IP Landscapes - Process & Descriptions
James H. Moeller - Moeller Ventures LLC - https://www.moellerventures.com/
Update: 2020-04-20
Overview:
A patent landscape study is a research process that filters and analyzes patent and patent application information to produce strategic business information that provides overview insights into competitors, technologies, and markets.
The patent landscape process used for Moeller Ventures IP reports utilize data science analytics and semantic analysis for the grouping of similar patents based on feature information, as well as common feature analysis to derive insights. These reports utilize Google's BigQuery cloud-based data warehouse service and the patent datasets provided in BigQuery. This project architecture enables the integration of the analysis into modern data science platforms. The results in Moeller Ventures IP reports have been produced via Python programs executed within Jupyter notebooks that access the BigQuery data warehouse via remote SQL queries.
The diagram below shows the general analysis process. A collection of patent documents is created that represents the intellectual property domain to be analyzed. That domain collection of patent documents is then further grouped by specific feature information (e.g. assignees, inventors, citations, and class codes). Finally, the feature information is tabulated and analyzed to identify the trends and show insightful results focused on strategic business information such as the competitive landscape, key intellectual property experts, notable prior art, existing patents, and technology profiles.
Descriptions (Types of Landscapes):
There are many different types of IP landscapes and numerous ways to analyze patent information to derive a wide variety of results. For the process described above, the characterization of the landscape is largely determined by the definition and creation of the patent documents domain collection. Below are a few domain collection creation techniques that have been utilized in client projects and/or exemplified in reports available in the Intellectual Property Research public portfolio.
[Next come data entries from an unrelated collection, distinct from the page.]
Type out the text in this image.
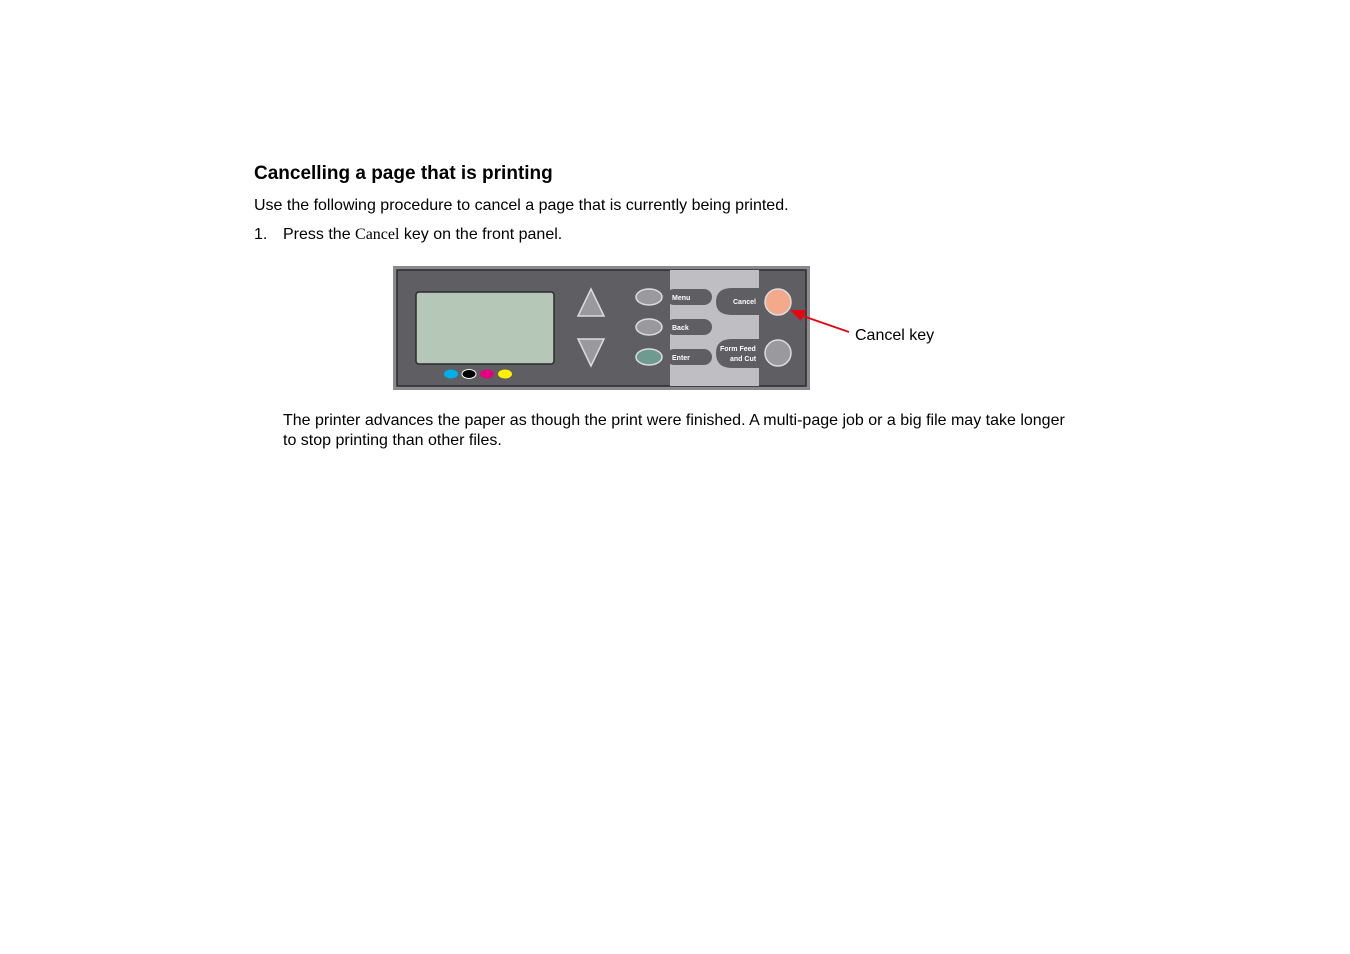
Cancelling a page that is printing
Use the following procedure to cancel a page that is currently being printed.
1. Press the Cancel key on the front panel.
Menu
Back
Enter
Cancel
Form Feed
and Cut
Cancel key
The printer advances the paper as though the print were finished. A multi-page job or a big file may take longer to stop printing than other files.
Domain Collections Creation Techniques:
- Topics, Keywords, and Key Phrases: This technique uses keywords and key phrases to create a patent documents domain collection representing topics or technology sectors via specific text matching to determine if a patent document should be included in the collection. This type of text query can match specific text in the patent document title, abstract, description, and claims, with keywords and phrases matched across all sections or sections independently. Below are examples of landscapes created using keywords and key phrases.
- Patent Documents Portfolio(s): This technique uses a specific set of patent documents as the domain collection and utilizes the patent documents’ application number or publication number to query the information about each document. This technique is typically applied in situations where there is a specific set of patent documents to be analyzed such as a corporate portfolio or a portion of a portfolio.
- Assignee Name(s) / Company Name(s): This technique creates a domain collection by matching assignee names. The assignee names could be a single corporation, a group of companies representing an industry sector, an educational or research institution, or even individuals that are listed as assignees. Below is an example of a landscape created from an assignee domain collection where 33 corporation names, representing the 33 leading companies competing in the telemedicine sector, were matched as assignees in creating the sector-focused domain collection.
- “Similar Patents” / Google Machine-Learned (ML) Similars: This technique utilizes the “google_patents_research” dataset available in Google’s BigQuery data warehouse cloud service. This dataset contains lists of similar patents which were derived by Google via machine learning models that identify the similarity of patent documents. Google’s model for predicting similar patents was derived from a machine learning process that was trained on over 15 million patents for which the full text and corresponding CPC classification codes (and other metadata such as citation similarities) were available. The google_patents_research dataset contains lists of up to 25 most-similar patents for much of the nearly 100 million patent documents available in BigQuery via the “patents-public-data” dataset. So, given an initial set of patent documents the Google similars lists can be utilized to find the most similar patent documents around the initial set. This can be used to create a domain collection consisting of the Google ML similars around a set of patent documents to be analyzed. For example, the first link below is to a landscape created from a domain collection consisting of the most similar patents of the 10 patents involved in the Masimo / Cercacor vs. Apple lawsuit. The remaining links are references to Google’s ML similars dataset.
- Patent Landscape Around 10 Patents Involved in the Masimo / Cercacor vs. Apple Lawsuit.
- Expanding your patent set with ML and BigQuery – 2019-08-30.
- European Patent Office – E-Learning Center - 2017: Making Patents Universally Accessible and Useful. A 2017 presentation by Ian Wetherbee, Manager, Google Patents.
- Google Patents Public Datasets: connecting public, paid, and private patent data – 2017-10-31.
- Combinations of the Above: Combinations of the techniques above can also be applied to derive additional insights. For example, a corporate portfolio landscape could be executed that focuses specifically on the patent documents of a specific company, and then the Google ML similars could be applied to all the documents in that corporate domain collection to derive the most similar patents to the corporate portfolio. A landscape analysis can then be performed on these similars to profile the patent landscape around the corporate portfolio. Likewise, a technology sector domain collection (derived via keywords / key phrases) or a competitor sector domain collection (derived via an assignee match to a group of company names) could be used as the basis in applying similars to those domain collections and effectively create landscapes around the technology sector or around the competitor sector.